Given their status as alternative investment funds (AIFs) under the Alternative Investment Fund Managers Regulations 2013, listed investment funds fall within the PRIIPs and MiFID regimes and are obliged to disclose aggregated fees. One UK lawmaker, however, is leading a campaign to change that.

Baroness Ros Altmann, on 22 November 2023, introduced a private members bill into parliament to remove investment companies from the AIFMD regime in the UK. No date has been set yet for the second reading of the bill and there is no clear timescale for how it might progress into law. The reality is, as noted by the AIC, that few private members bills succeed and, in any event given wider regulatory and market expectations around product cost disclosures, the bill alone may not be enough to take investment companies outside of the costs disclosure regime. Accordingly, the AIC has set out its own proposed framework for investment company cost disclosures, although it is not clear whether the government will adopt all or even any of the proposals in the new CCI regime it plans.

In addition, the listed investment funds industry is awaiting details of the FCA’s proposed changes to the listing rules which have been pending since May 2023.

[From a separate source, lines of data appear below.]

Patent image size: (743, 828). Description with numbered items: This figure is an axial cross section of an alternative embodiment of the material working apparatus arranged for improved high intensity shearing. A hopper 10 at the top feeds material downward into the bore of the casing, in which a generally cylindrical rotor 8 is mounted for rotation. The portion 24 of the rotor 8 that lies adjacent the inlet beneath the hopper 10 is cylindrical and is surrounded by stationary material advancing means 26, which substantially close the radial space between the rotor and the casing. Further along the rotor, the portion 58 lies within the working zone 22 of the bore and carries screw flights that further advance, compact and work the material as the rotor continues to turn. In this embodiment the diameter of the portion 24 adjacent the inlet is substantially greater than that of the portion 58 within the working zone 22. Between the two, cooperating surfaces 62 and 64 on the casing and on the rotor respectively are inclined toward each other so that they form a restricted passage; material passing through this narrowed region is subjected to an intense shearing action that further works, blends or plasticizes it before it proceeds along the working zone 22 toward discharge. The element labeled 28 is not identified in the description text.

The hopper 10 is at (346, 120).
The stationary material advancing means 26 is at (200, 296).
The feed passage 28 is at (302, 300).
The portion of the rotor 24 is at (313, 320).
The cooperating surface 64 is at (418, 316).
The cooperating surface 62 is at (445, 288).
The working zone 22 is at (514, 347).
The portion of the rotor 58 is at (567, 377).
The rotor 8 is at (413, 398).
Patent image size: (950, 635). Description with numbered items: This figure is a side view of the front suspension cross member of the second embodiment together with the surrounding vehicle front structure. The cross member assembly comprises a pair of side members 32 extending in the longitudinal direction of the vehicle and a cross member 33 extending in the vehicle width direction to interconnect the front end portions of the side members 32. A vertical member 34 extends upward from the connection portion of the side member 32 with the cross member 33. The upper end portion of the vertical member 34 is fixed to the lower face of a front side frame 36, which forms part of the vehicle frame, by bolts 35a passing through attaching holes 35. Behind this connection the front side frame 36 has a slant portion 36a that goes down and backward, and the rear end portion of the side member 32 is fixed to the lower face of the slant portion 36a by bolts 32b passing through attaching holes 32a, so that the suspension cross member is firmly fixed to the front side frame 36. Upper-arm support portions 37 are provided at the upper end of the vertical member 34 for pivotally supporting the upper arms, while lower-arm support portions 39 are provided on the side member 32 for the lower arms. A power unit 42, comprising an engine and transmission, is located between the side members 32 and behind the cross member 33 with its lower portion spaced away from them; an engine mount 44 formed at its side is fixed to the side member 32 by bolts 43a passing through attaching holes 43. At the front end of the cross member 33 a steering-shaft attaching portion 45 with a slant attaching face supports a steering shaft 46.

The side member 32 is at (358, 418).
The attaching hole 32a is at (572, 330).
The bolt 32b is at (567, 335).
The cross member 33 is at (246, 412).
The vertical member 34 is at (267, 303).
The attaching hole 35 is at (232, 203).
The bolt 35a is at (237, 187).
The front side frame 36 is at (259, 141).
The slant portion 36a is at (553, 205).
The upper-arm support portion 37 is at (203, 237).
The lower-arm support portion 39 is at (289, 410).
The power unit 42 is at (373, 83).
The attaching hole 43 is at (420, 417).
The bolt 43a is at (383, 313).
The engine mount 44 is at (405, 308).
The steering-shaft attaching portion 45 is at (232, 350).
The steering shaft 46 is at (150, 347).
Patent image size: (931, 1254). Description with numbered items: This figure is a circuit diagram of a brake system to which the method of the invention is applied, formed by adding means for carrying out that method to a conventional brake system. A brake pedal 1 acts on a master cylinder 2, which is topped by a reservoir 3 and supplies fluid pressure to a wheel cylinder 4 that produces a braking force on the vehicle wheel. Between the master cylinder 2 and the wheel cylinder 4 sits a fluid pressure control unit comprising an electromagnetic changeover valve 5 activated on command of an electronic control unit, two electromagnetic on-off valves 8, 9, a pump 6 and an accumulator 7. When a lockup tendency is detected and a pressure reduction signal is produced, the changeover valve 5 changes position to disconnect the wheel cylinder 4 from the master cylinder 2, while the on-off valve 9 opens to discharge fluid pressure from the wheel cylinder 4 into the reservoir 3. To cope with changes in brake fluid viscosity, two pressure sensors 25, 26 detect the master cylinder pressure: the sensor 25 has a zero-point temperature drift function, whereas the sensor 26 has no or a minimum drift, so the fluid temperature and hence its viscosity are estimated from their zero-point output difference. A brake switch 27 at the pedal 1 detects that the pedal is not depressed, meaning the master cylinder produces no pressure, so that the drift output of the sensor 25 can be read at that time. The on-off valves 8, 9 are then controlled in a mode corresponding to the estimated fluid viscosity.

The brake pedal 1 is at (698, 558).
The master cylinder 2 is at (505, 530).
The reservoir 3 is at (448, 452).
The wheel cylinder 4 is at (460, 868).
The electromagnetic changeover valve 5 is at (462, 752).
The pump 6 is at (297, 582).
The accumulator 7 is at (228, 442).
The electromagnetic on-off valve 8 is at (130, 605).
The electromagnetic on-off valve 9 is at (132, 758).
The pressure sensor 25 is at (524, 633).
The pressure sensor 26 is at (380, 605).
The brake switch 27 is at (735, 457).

In May 2023, the FCA announced significant reform proposals to the listing regime for equity shares with the aim of strengthening the UK’s position in global wholesale markets. The FCA focused on the new framework for commercial companies and noted in respect of closed-ended investment funds (CEIFs), to which Chapter 15 of the Listing Rules applies, it expected its approach to “remain largely unchanged”. It added that it would “consider if similar changes [to those proposed for premium listed commercial companies] are also needed for CEIFs to ensure consistency and proportionality” but expects to retain “existing bespoke rules, or carveouts and modifications” currently applicable to CEIFs with a premium listing, unless tailored adjustments are deemed necessary.

The FCA expected to publish further information related to these proposals in autumn 2023, aiming for an accelerated timetable, but to date there has been no update on the revisions to the listing regime generally or specifically in relation to CEIFs.

Details of the government’s proposed long-term solution to costs disclosures for listed investment funds are awaited, meaning the industry has no sense yet of how this issue will be fully resolved or when. The FCA has noted that without legislative reform its ability to disapply the current rules or make changes is limited. With a general election looming in 2024 or early 2025, there is a risk that this could fall off the legislative agenda, increasing the uncertainty.

With a two-stage process of an interim and then permanent fix, investment companies and other stakeholders in the sector will need to tackle two sets of modifications as and when they come into place, meaning continued changes for the industry and that the issues will not be settled immediately. Even the FCA’s interim solution is at risk of being revised further, with the FCA noting that it may be changed and/or withdrawn and the interim measures “should not be read as providing an indication about the outcome of the wider analysis and what the future regime may require”.

This continuing regulatory uncertainty makes it difficult to ascertain what the overall impact will be on the listed investment funds industry and, with political change predicted following the next general election the answers should not be expected soon.